UK turning defensive end into offensive tackle

Move from defense to left tackle might spark career

ccosby@herald-leader.comApril 3, 2010 

Chandler Burden heard the whispers the past couple of years.

A hard-nosed, 6-foot-4, 296-pounder with good feet seemed like a natural on the offensive line, but why wasn't he playing there? The subject came up on Internet message boards, talk radio, and even among his teammates.

Burden signed with Kentucky as an offensive lineman out of Blue Ash, Ohio, in 2008. But because the Cats were extremely thin at defensive end and Burden had the requisite size, strength and athleticism (he's been timed below 5.0 seconds in the 40-yard dash), the UK coaching staff gave Burden a trial run at that position.

Burden's impact was minimal; he recorded just nine tackles over two years. Now that Kentucky has more able bodies at defensive end, Coach Joker Phillips felt comfortable enough to move Burden back to the offensive line, where he will compete at left tackle.

A lot of defensive linemen would consider the suggestion of moving to offense an insult, a sign they weren't good enough or athletic enough to play on defense

Burden said he's OK with the switch.

"A lot of people didn't understand why I was playing there. It was just a lack of depth," he said. "That was never my position that I really came here to play."

New offensive line coach Mike Summers is looking forward to the opportunity to mold Burden into a standout left tackle.

"He's physical, he's a hard worker in the weight room, and he possesses the strength you need to be an SEC offensive lineman," Summers said. "Now we just have to close the gap in the learning curve in moving from defense to offense."

Indeed, Burden has the physical tools to replace Zipp Duncan. He already has the steps down, and he's powerful enough to stay low and use leverage to hold off opposing defensive linemen.

"That's what I'm natural at," Burden said.

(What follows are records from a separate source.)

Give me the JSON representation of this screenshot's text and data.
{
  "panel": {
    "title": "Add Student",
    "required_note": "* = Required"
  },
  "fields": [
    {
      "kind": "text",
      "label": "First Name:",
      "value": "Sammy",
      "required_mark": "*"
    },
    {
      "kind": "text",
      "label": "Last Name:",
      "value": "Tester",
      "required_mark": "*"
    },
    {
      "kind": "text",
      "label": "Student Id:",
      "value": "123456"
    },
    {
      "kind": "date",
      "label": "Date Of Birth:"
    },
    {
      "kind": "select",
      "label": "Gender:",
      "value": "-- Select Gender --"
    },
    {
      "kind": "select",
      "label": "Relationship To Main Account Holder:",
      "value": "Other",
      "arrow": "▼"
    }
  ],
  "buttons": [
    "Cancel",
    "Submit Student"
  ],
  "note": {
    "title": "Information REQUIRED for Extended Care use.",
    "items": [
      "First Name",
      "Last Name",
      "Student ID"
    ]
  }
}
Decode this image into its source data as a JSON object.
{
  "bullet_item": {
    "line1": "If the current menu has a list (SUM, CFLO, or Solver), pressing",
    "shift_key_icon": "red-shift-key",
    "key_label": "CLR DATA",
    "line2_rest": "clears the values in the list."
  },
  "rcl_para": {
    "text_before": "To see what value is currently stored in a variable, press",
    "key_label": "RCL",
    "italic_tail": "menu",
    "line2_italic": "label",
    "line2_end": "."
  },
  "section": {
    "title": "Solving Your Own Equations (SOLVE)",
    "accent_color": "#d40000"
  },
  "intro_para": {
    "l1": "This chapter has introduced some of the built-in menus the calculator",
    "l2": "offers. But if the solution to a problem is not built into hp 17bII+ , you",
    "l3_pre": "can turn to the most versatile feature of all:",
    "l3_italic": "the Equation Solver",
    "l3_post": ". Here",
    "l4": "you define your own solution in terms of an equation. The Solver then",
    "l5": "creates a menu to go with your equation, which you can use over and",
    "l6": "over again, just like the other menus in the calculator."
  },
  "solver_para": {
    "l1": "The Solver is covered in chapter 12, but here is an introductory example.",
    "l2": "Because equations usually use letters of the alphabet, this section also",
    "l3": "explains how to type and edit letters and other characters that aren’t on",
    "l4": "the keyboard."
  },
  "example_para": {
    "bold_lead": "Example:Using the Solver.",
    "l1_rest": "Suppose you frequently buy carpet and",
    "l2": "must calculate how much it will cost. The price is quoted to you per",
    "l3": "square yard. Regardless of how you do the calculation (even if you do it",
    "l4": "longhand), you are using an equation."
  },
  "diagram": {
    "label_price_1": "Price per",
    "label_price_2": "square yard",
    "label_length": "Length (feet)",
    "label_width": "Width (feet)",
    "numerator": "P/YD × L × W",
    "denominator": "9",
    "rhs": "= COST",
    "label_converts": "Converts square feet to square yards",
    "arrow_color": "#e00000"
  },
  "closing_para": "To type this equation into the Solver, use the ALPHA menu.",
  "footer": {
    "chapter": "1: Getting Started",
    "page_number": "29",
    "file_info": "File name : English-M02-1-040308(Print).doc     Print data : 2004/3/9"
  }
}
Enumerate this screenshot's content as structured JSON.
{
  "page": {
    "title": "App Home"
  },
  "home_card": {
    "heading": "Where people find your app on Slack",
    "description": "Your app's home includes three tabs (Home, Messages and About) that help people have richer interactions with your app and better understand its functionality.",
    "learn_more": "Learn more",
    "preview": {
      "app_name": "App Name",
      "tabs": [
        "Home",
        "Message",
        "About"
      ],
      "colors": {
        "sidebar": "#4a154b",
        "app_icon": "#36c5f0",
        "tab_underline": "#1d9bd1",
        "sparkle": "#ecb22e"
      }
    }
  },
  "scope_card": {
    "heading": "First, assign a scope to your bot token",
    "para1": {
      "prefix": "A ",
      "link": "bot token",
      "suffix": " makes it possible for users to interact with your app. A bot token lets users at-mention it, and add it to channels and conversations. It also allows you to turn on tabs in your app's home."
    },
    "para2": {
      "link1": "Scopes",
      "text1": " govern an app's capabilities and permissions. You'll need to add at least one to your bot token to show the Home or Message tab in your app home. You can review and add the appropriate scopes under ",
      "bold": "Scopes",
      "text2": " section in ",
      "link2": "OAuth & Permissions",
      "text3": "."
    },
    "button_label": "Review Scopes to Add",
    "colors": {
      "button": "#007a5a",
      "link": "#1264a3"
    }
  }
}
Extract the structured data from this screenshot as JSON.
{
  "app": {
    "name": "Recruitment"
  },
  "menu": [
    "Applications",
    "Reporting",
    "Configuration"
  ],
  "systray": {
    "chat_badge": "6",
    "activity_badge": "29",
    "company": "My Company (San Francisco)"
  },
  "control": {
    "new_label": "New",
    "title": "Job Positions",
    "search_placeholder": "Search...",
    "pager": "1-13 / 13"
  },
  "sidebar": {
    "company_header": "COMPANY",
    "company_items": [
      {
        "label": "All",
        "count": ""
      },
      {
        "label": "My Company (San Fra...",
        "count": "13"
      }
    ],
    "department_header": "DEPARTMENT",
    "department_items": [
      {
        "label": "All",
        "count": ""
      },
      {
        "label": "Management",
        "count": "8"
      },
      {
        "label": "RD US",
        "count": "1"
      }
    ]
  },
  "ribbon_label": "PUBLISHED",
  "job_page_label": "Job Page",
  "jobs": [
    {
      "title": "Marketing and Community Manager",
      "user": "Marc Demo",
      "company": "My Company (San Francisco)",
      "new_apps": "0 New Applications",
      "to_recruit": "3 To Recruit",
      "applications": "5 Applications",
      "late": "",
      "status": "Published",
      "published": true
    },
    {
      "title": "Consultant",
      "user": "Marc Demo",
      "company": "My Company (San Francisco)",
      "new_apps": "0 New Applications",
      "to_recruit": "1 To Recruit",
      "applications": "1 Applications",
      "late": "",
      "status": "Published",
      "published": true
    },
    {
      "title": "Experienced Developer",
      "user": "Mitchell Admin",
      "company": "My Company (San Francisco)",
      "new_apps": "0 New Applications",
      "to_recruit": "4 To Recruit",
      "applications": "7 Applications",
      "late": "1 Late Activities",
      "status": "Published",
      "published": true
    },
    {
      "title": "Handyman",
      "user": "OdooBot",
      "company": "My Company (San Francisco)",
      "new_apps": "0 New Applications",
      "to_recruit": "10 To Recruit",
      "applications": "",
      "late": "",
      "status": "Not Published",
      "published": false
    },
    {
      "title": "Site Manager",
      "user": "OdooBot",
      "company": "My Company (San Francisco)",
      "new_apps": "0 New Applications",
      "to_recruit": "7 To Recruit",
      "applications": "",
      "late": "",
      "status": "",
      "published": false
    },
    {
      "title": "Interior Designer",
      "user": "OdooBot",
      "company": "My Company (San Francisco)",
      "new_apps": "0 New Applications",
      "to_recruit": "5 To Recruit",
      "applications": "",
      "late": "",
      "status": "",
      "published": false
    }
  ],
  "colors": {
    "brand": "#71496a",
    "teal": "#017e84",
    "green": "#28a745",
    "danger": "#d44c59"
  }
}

Now for the hard part. Burden has a long way to go in terms of mechanics and fundamentals.

"It's no longer good enough just to be big and strong," Summers said. "Your body has to be in the right position. He has to learn the mechanical aspects of the blocks and combinations, and he has to learn the language, which is completely different from defense because all five guys are communicating at once. And then he has to understand the controlled effort it takes to be good on offense."

Burden said he'll use spring practice to get accustomed to the nuances of the position.

"It's going to take some time," Burden said. "In a way it kind of feels like freshman year again, like I'm starting all over. The hardest part is learning the plays. I'm not a natural football genius like some of the coaches. There's so many combinations that you don't even think of. But I'm learning quick. By the time fall rolls around I'll be ready to go."

Billy Joe Murphy, who started three games in 2008, is currently No. 1 at left tackle. Burden must beat him out for the job.

"We didn't bring him over to be a backup," Phillips said. "We'll see what happens. If he's not in the mix, it's not out of the question he could go back to defense."

Burden, like many collegiate players, has NFL aspirations, and both he and Phillips believe if he's going to make it at the next level, it'll be at left tackle.

"No question about it," Burden said. "I'm like everybody else. I'd love a shot to play in the NFL, and I think this is my best opportunity. I'm going to try and make the most of it."